During Thursday’s three-hour enforcement exercise 37 tickets were issued for distracted driving.

It was only a couple of weeks ago in this space that we urged Chilliwack drivers to set down the phone while they’re in the car.

We even warned them that RCMP and Chilliwack Speed Watch volunteers would be on the streets, watching for distracted drivers.

Since then, volunteers have been at several locations, including Five Corners, as they wrote down the licence numbers of offending drivers. Those drivers will soon get a letter in the mail advising them that had an RCMP member witnessed the infraction, they’d be facing a $167 fine, not just a warning.

On Thursday the RCMP were in place. And despite warnings – not just in Chilliwack, but across the province – it was easy pickings.

Safety and law enforcement officials had declared March anti-distracted driving month.

The goal is a simple one: make drivers aware that failing to leave the phone alone poses a risk to themselves and to others. In fact, according to ICBC, roughly one in four vehicle deaths are caused by distracted driving.

In the Lower Mainland, it’s estimated that 27 people die in distracted driving-related crashes every year. Many more are injured.

Given those numbers, it’s difficult to understand why so many drivers feel compelled to text, tweet or phone while behind the wheel.

But they do.

During Thursday’s three-hour exercise 37 tickets were issued for distracted driving at the corner of Vedder Road and Luckakuck.
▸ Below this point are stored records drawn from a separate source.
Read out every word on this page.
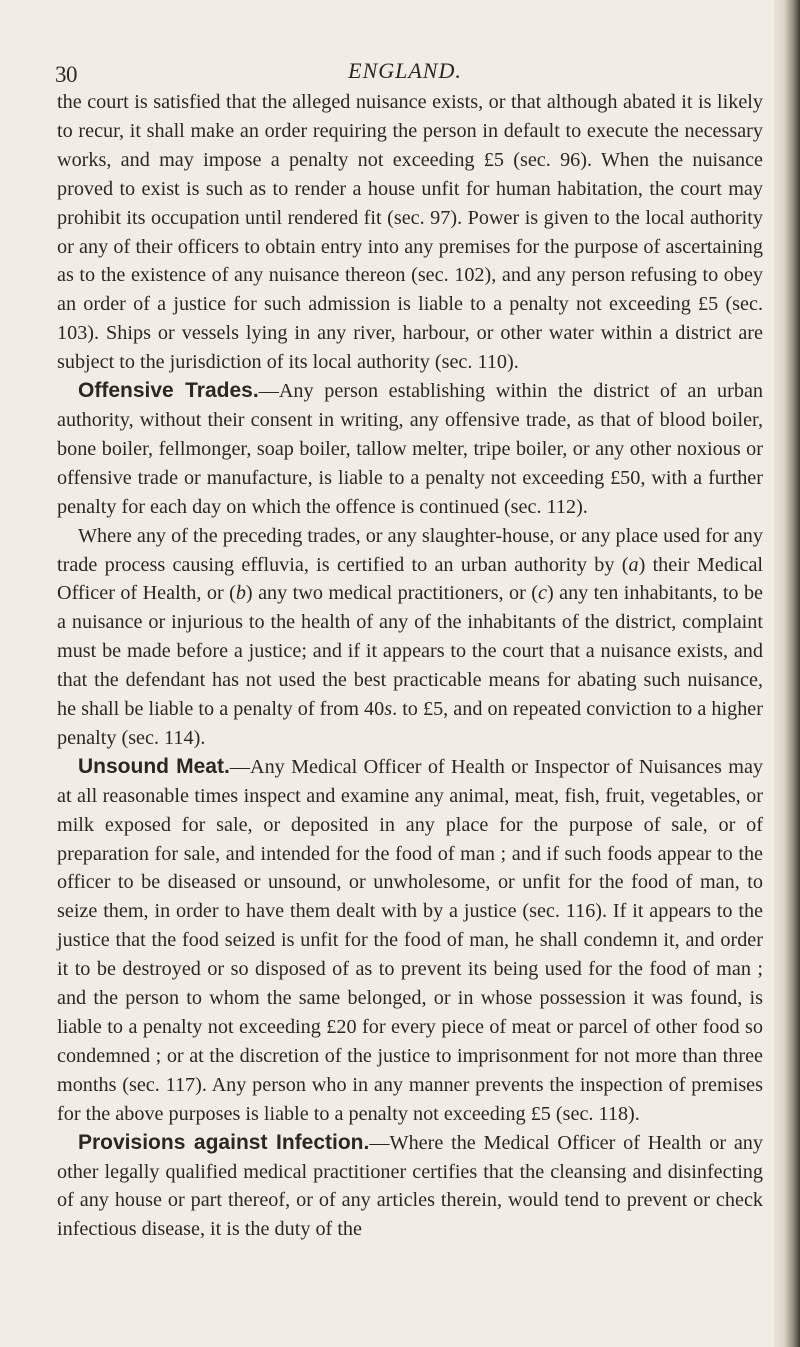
30	ENGLAND.

the court is satisfied that the alleged nuisance exists, or that although abated it is likely to recur, it shall make an order requiring the person in default to execute the necessary works, and may impose a penalty not exceeding £5 (sec. 96). When the nuisance proved to exist is such as to render a house unfit for human habitation, the court may prohibit its occupation until rendered fit (sec. 97). Power is given to the local authority or any of their officers to obtain entry into any premises for the purpose of ascertaining as to the existence of any nuisance thereon (sec. 102), and any person refusing to obey an order of a justice for such admission is liable to a penalty not exceeding £5 (sec. 103). Ships or vessels lying in any river, harbour, or other water within a district are subject to the jurisdiction of its local authority (sec. 110).

Offensive Trades.—Any person establishing within the district of an urban authority, without their consent in writing, any offensive trade, as that of blood boiler, bone boiler, fellmonger, soap boiler, tallow melter, tripe boiler, or any other noxious or offensive trade or manufacture, is liable to a penalty not exceeding £50, with a further penalty for each day on which the offence is continued (sec. 112).

Where any of the preceding trades, or any slaughter-house, or any place used for any trade process causing effluvia, is certified to an urban authority by (a) their Medical Officer of Health, or (b) any two medical practitioners, or (c) any ten inhabitants, to be a nuisance or injurious to the health of any of the inhabitants of the district, complaint must be made before a justice; and if it appears to the court that a nuisance exists, and that the defendant has not used the best practicable means for abating such nuisance, he shall be liable to a penalty of from 40s. to £5, and on repeated conviction to a higher penalty (sec. 114).

Unsound Meat.—Any Medical Officer of Health or Inspector of Nuisances may at all reasonable times inspect and examine any animal, meat, fish, fruit, vegetables, or milk exposed for sale, or deposited in any place for the purpose of sale, or of preparation for sale, and intended for the food of man ; and if such foods appear to the officer to be diseased or unsound, or unwholesome, or unfit for the food of man, to seize them, in order to have them dealt with by a justice (sec. 116). If it appears to the justice that the food seized is unfit for the food of man, he shall condemn it, and order it to be destroyed or so disposed of as to prevent its being used for the food of man ; and the person to whom the same belonged, or in whose possession it was found, is liable to a penalty not exceeding £20 for every piece of meat or parcel of other food so condemned ; or at the discretion of the justice to imprisonment for not more than three months (sec. 117). Any person who in any manner prevents the inspection of premises for the above purposes is liable to a penalty not exceeding £5 (sec. 118).

Provisions against Infection.—Where the Medical Officer of Health or any other legally qualified medical practitioner certifies that the cleansing and disinfecting of any house or part thereof, or of any articles therein, would tend to prevent or check infectious disease, it is the duty of the
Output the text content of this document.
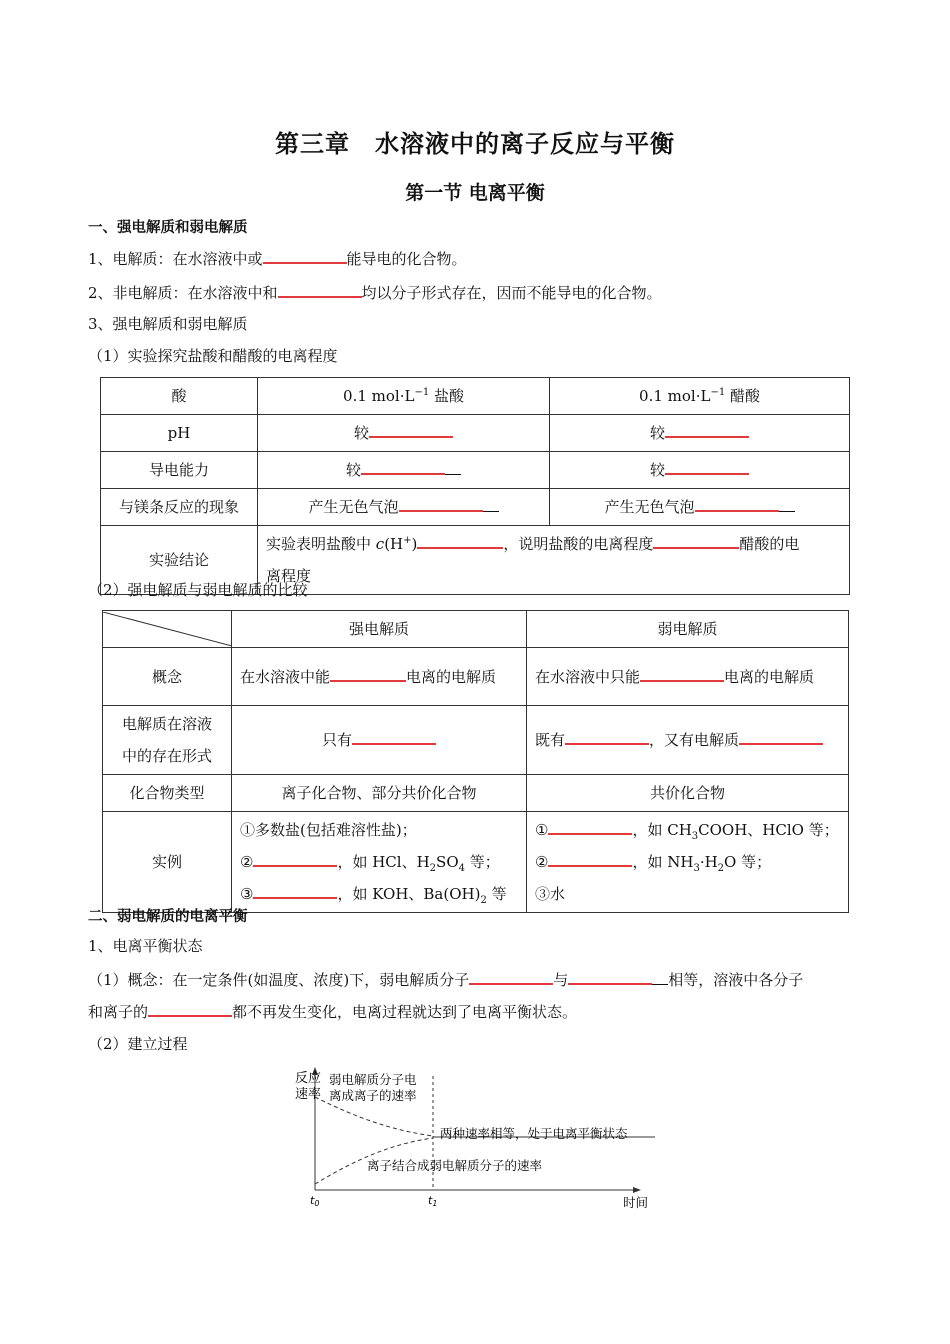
第三章　水溶液中的离子反应与平衡
第一节 电离平衡
一、强电解质和弱电解质
1、电解质：在水溶液中或	能导电的化合物。
2、非电解质：在水溶液中和	均以分子形式存在，因而不能导电的化合物。
3、强电解质和弱电解质
（1）实验探究盐酸和醋酸的电离程度
酸	0.1 $mol\cdot L^{-1}$ 盐酸	0.1 $mol\cdot L^{-1}$ 醋酸
pH	较	较
导电能力	较	较
与镁条反应的现象	产生无色气泡	产生无色气泡
实验结论	实验表明盐酸中 c(H+) ，说明盐酸的电离程度 醋酸的电
离程度	
（2）强电解质与弱电解质的比较
	强电解质	弱电解质
概念	在水溶液中能 电离的电解质	在水溶液中只能 电离的电解质
电解质在溶液
中的存在形式	只有	既有 ，又有电解质
化合物类型	离子化合物、部分共价化合物	共价化合物
实例	①多数盐(包括难溶性盐)；
② ，如 HCl、$H_2SO_4$ 等；
③ ，如 KOH、$Ba(OH)_2$ 等	① ，如 $CH_3COOH$、HClO 等；
② ，如 $NH_3\cdot H_2O$ 等；
③水
二、弱电解质的电离平衡
1、电离平衡状态
（1）概念：在一定条件(如温度、浓度)下，弱电解质分子	与	相等，溶液中各分子
和离子的	都不再发生变化，电离过程就达到了电离平衡状态。
（2）建立过程
反应
速率
弱电解质分子电
离成离子的速率
两种速率相等，处于电离平衡状态
离子结合成弱电解质分子的速率
t0	t1	时间
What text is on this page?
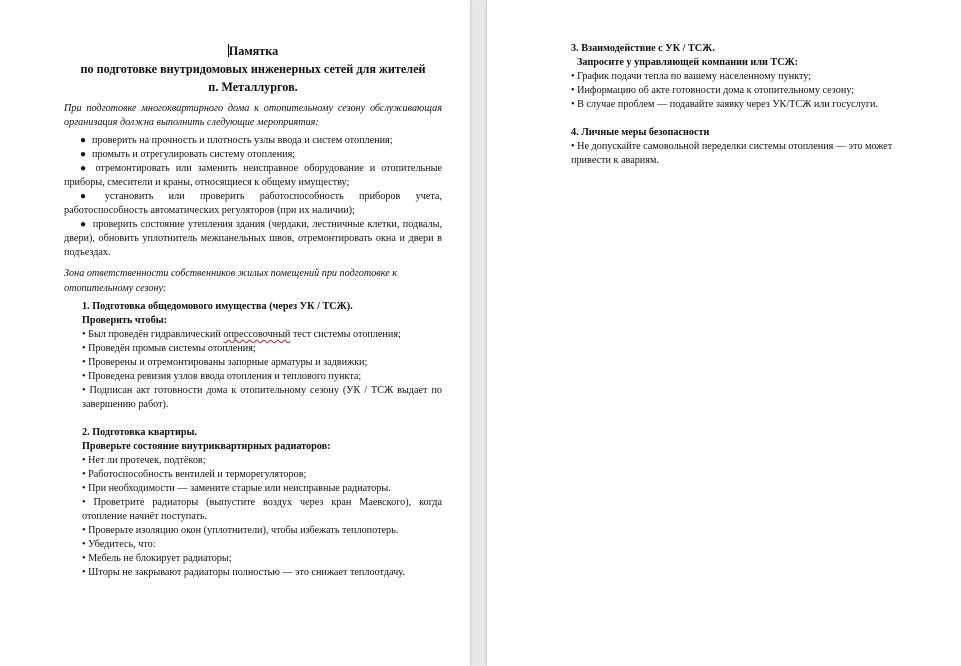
Памятка

по подготовке внутридомовых инженерных сетей для жителей

п. Металлургов.

При подготовке многоквартирного дома к отопительному сезону обслуживающая организация должна выполнить следующие мероприятия:

● проверить на прочность и плотность узлы ввода и систем отопления;
● промыть и отрегулировать систему отопления;
● отремонтировать или заменить неисправное оборудование и отопительные приборы, смесители и краны, относящиеся к общему имуществу;
● установить или проверить работоспособность приборов учета, работоспособность автоматических регуляторов (при их наличии);
● проверить состояние утепления здания (чердаки, лестничные клетки, подвалы, двери), обновить уплотнитель межпанельных швов, отремонтировать окна и двери в подъездах.

Зона ответственности собственников жилых помещений при подготовке к отопительному сезону:

1. Подготовка общедомового имущества (через УК / ТСЖ).

Проверить чтобы:

• Был проведён гидравлический опрессовочный тест системы отопления;

• Проведён промыв системы отопления;

• Проверены и отремонтированы запорные арматуры и задвижки;

• Проведена ревизия узлов ввода отопления и теплового пункта;

• Подписан акт готовности дома к отопительному сезону (УК / ТСЖ выдает по завершению работ).

2. Подготовка квартиры.

Проверьте состояние внутриквартирных радиаторов:

• Нет ли протечек, подтёков;

• Работоспособность вентилей и терморегуляторов;

• При необходимости — замените старые или неисправные радиаторы.

• Проветрите радиаторы (выпустите воздух через кран Маевского), когда отопление начнёт поступать.

• Проверьте изоляцию окон (уплотнители), чтобы избежать теплопотерь.

• Убедитесь, что:

• Мебель не блокирует радиаторы;

• Шторы не закрывают радиаторы полностью — это снижает теплоотдачу.

3. Взаимодействие с УК / ТСЖ.

Запросите у управляющей компании или ТСЖ:

• График подачи тепла по вашему населенному пункту;

• Информацию об акте готовности дома к отопительному сезону;

• В случае проблем — подавайте заявку через УК/ТСЖ или госуслуги.

4. Личные меры безопасности

• Не допускайте самовольной переделки системы отопления — это может привести к авариям.
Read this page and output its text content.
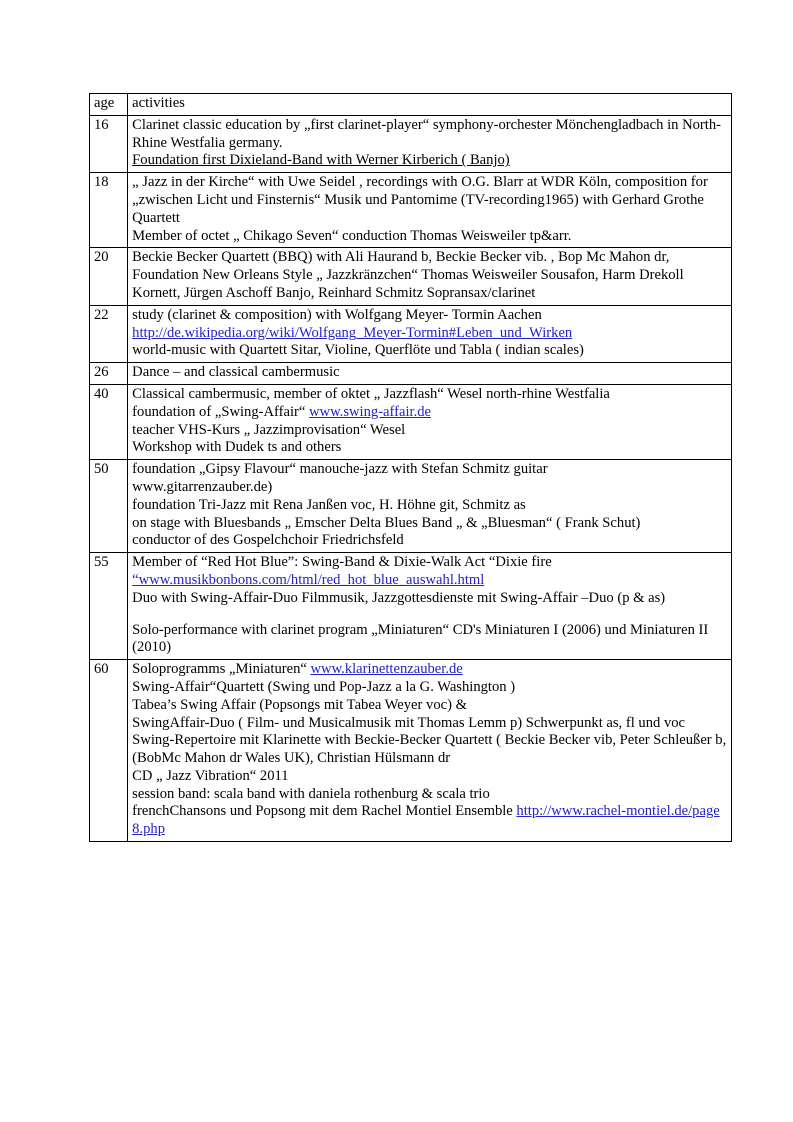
age	activities
16	Clarinet classic education by „first clarinet-player“ symphony-orchester Mönchengladbach in North-Rhine Westfalia germany.
Foundation first Dixieland-Band with Werner Kirberich ( Banjo)

18	„ Jazz in der Kirche“ with Uwe Seidel , recordings with O.G. Blarr at WDR Köln, composition for „zwischen Licht und Finsternis“ Musik und Pantomime (TV-recording1965) with Gerhard Grothe Quartett
Member of octet „ Chikago Seven“ conduction Thomas Weisweiler tp&arr.

20	Beckie Becker Quartett (BBQ) with Ali Haurand b, Beckie Becker vib. , Bop Mc Mahon dr, Foundation New Orleans Style „ Jazzkränzchen“ Thomas Weisweiler Sousafon, Harm Drekoll Kornett, Jürgen Aschoff Banjo, Reinhard Schmitz Sopransax/clarinet

22	study (clarinet & composition) with Wolfgang Meyer- Tormin Aachen
http://de.wikipedia.org/wiki/Wolfgang_Meyer-Tormin#Leben_und_Wirken
world-music with Quartett Sitar, Violine, Querflöte und Tabla ( indian scales)

26	Dance – and classical cambermusic

40	Classical cambermusic, member of oktet „ Jazzflash“ Wesel north-rhine Westfalia
foundation of „Swing-Affair“ www.swing-affair.de
teacher VHS-Kurs „ Jazzimprovisation“ Wesel
Workshop with Dudek ts and others

50	foundation „Gipsy Flavour“ manouche-jazz with Stefan Schmitz guitar
www.gitarrenzauber.de)
foundation Tri-Jazz mit Rena Janßen voc, H. Höhne git, Schmitz as
on stage with Bluesbands „ Emscher Delta Blues Band „ & „Bluesman“ ( Frank Schut)
conductor of des Gospelchchoir Friedrichsfeld

55	Member of “Red Hot Blue”: Swing-Band & Dixie-Walk Act “Dixie fire
“www.musikbonbons.com/html/red_hot_blue_auswahl.html
Duo with Swing-Affair-Duo Filmmusik, Jazzgottesdienste mit Swing-Affair –Duo (p & as)
Solo-performance with clarinet program „Miniaturen“ CD's Miniaturen I (2006) und Miniaturen II (2010)

60	Soloprogramms „Miniaturen“ www.klarinettenzauber.de
Swing-Affair“Quartett (Swing und Pop-Jazz a la G. Washington )
Tabea’s Swing Affair (Popsongs mit Tabea Weyer voc) &
SwingAffair-Duo ( Film- und Musicalmusik mit Thomas Lemm p) Schwerpunkt as, fl und voc
Swing-Repertoire mit Klarinette with Beckie-Becker Quartett ( Beckie Becker vib, Peter Schleußer b, (BobMc Mahon dr Wales UK), Christian Hülsmann dr
CD „ Jazz Vibration“ 2011
session band: scala band with daniela rothenburg & scala trio
frenchChansons und Popsong mit dem Rachel Montiel Ensemble http://www.rachel-montiel.de/page8.php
That’s about one every five minutes.

Enforcement exercises elsewhere have netted similar results.

So why aren’t people getting the message?

It wasn’t long ago that seatbelts were optional; that some drivers thought nothing of having “one more for the road” before getting behind the wheel.

But behaviours do change.

Unfortunately, the longer that change takes, the more deaths and injuries will result.